The other problem is that he doesn’t like getting out of bed – did he get that from me? Most mornings when I get up he will stubbornly lie in bed until I am showered and dressed, opened the house up, got ready to walk and arrive in the bedroom with his lead. If I’m lucky he will manage to lift his tail and give a couple of wags. Once the lead is on he wakes up and is ready to go. Unless it’s cold or wet and the dreaded coat has come out. He hates his coat. I wish I had one – dry-as-a-bone covering and sheepskin lining. He sulks for ages once it’s on and regularly tries to shake it off during the walk.
He always knows the time.
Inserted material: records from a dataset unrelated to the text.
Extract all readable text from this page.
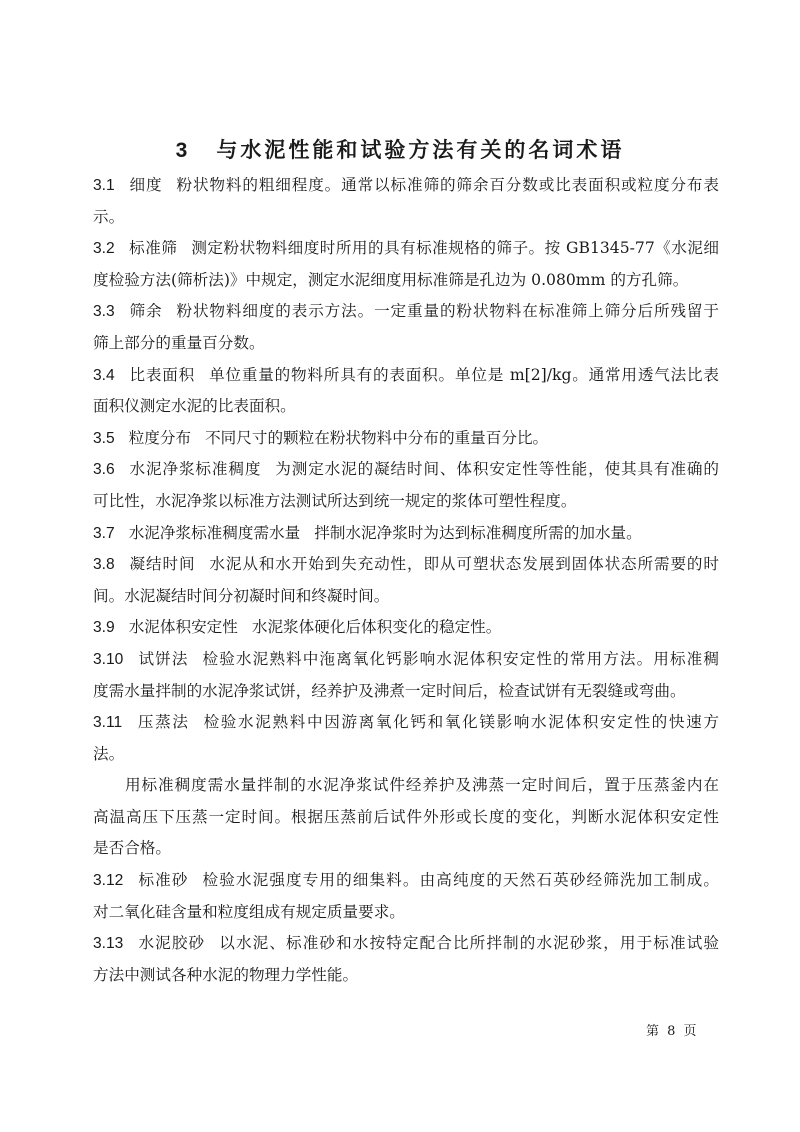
3 与水泥性能和试验方法有关的名词术语
3.1 细度 粉状物料的粗细程度。通常以标准筛的筛余百分数或比表面积或粒度分布表
示。
3.2 标准筛 测定粉状物料细度时所用的具有标准规格的筛子。按 GB1345-77《水泥细
度检验方法(筛析法)》中规定，测定水泥细度用标准筛是孔边为 0.080mm 的方孔筛。
3.3 筛余 粉状物料细度的表示方法。一定重量的粉状物料在标准筛上筛分后所残留于
筛上部分的重量百分数。
3.4 比表面积 单位重量的物料所具有的表面积。单位是 m[2]/kg。通常用透气法比表
面积仪测定水泥的比表面积。
3.5 粒度分布 不同尺寸的颗粒在粉状物料中分布的重量百分比。
3.6 水泥净浆标准稠度 为测定水泥的凝结时间、体积安定性等性能，使其具有准确的
可比性，水泥净浆以标准方法测试所达到统一规定的浆体可塑性程度。
3.7 水泥净浆标准稠度需水量 拌制水泥净浆时为达到标准稠度所需的加水量。
3.8 凝结时间 水泥从和水开始到失充动性，即从可塑状态发展到固体状态所需要的时
间。水泥凝结时间分初凝时间和终凝时间。
3.9 水泥体积安定性 水泥浆体硬化后体积变化的稳定性。
3.10 试饼法 检验水泥熟料中沲离氧化钙影响水泥体积安定性的常用方法。用标准稠
度需水量拌制的水泥净浆试饼，经养护及沸煮一定时间后，检查试饼有无裂缝或弯曲。
3.11 压蒸法 检验水泥熟料中因游离氧化钙和氧化镁影响水泥体积安定性的快速方
法。
用标准稠度需水量拌制的水泥净浆试件经养护及沸蒸一定时间后，置于压蒸釜内在
高温高压下压蒸一定时间。根据压蒸前后试件外形或长度的变化，判断水泥体积安定性
是否合格。
3.12 标准砂 检验水泥强度专用的细集料。由高纯度的天然石英砂经筛洗加工制成。
对二氧化硅含量和粒度组成有规定质量要求。
3.13 水泥胶砂 以水泥、标准砂和水按特定配合比所拌制的水泥砂浆，用于标准试验
方法中测试各种水泥的物理力学性能。
第 8 页
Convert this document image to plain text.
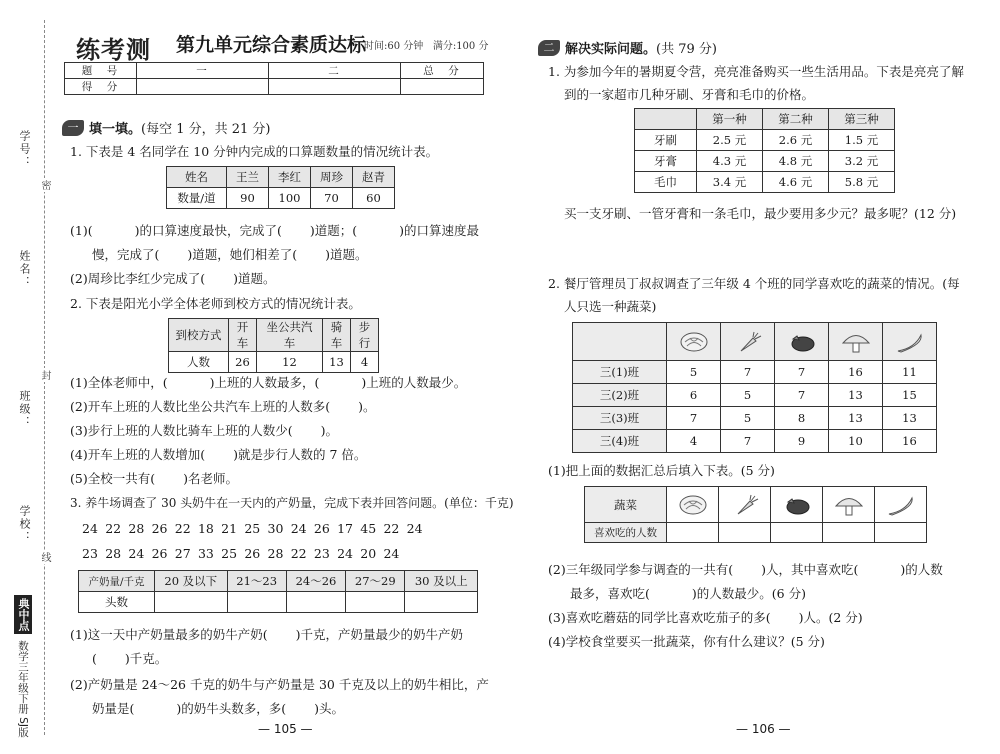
学号：
密
姓名：
封
班级：
学校：
线
典中点 数学三年级下册 SJ版
练考测 第九单元综合素质达标
时间:60 分钟 满分:100 分
题　号	一	二	总　分
得　分			
一 填一填。 (每空 1 分，共 21 分)
1. 下表是 4 名同学在 10 分钟内完成的口算题数量的情况统计表。
姓名	王兰	李红	周珍	赵青
数量/道	90	100	70	60
(1)(	)的口算速度最快，完成了( )道题；(	)的口算速度最
慢，完成了( )道题，她们相差了( )道题。
(2)周珍比李红少完成了( )道题。
2. 下表是阳光小学全体老师到校方式的情况统计表。
到校方式	开车	坐公共汽车	骑车	步行
人数	26	12	13	4
(1)全体老师中，(	)上班的人数最多，(	)上班的人数最少。
(2)开车上班的人数比坐公共汽车上班的人数多( )。
(3)步行上班的人数比骑车上班的人数少( )。
(4)开车上班的人数增加( )就是步行人数的 7 倍。
(5)全校一共有( )名老师。
3. 养牛场调查了 30 头奶牛在一天内的产奶量，完成下表并回答问题。(单位：千克)
24 22 28 26 22 18 21 25 30 24 26 17 45 22 24
23 28 24 26 27 33 25 26 28 22 23 24 20 24
产奶量/千克	20 及以下	21～23	24～26	27～29	30 及以上
头数					
(1)这一天中产奶量最多的奶牛产奶( )千克，产奶量最少的奶牛产奶
( )千克。
(2)产奶量是 24～26 千克的奶牛与产奶量是 30 千克及以上的奶牛相比，产
奶量是(	)的奶牛头数多，多( )头。
— 105 —
二 解决实际问题。 (共 79 分)
1. 为参加今年的暑期夏令营，亮亮准备购买一些生活用品。下表是亮亮了解
到的一家超市几种牙刷、牙膏和毛巾的价格。
	第一种	第二种	第三种
牙刷	2.5 元	2.6 元	1.5 元
牙膏	4.3 元	4.8 元	3.2 元
毛巾	3.4 元	4.6 元	5.8 元
买一支牙刷、一管牙膏和一条毛巾，最少要用多少元？最多呢？(12 分)
2. 餐厅管理员丁叔叔调查了三年级 4 个班的同学喜欢吃的蔬菜的情况。(每
人只选一种蔬菜)

三(1)班	5	7	7	16	11
三(2)班	6	5	7	13	15
三(3)班	7	5	8	13	13
三(4)班	4	7	9	10	16
(1)把上面的数据汇总后填入下表。(5 分)
蔬菜					
喜欢吃的人数					
(2)三年级同学参与调查的一共有( )人，其中喜欢吃(	)的人数
最多，喜欢吃(	)的人数最少。(6 分)
(3)喜欢吃蘑菇的同学比喜欢吃茄子的多( )人。(2 分)
(4)学校食堂要买一批蔬菜，你有什么建议？(5 分)
— 106 —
Dinnertime and bedtime are marked by him coming and reminding me to get on with it with a push of his nose to my leg, or if I ignore that a sharp bark. Visitors cannot get to the front door without him being there and letting me know. He’s also tries to be bossy and if I go away and leave him with my daughter and her dog I get a good barking at to tell me off when I come back.
One of the unexpected pleasures and health benefits of Barnaby is that he makes me laugh. Just walking behind him and seeing his back legs delicately hitting the floor, spread out as if he’s really constipated is enough to make me giggle. But when I come into the lounge and all his animal toys are lying on the floor, each with a biscuit either on their tummies or beside them, it’s good for a laugh out loud. If the toys don’t eat their food he will go up to each in turn and keep shoving the biscuit at them until he gives up and eats it himself.
Barnaby is definitely good for me. He even helps me write – he’s lying on the spare room bed now fast asleep. The thought’s there anyway.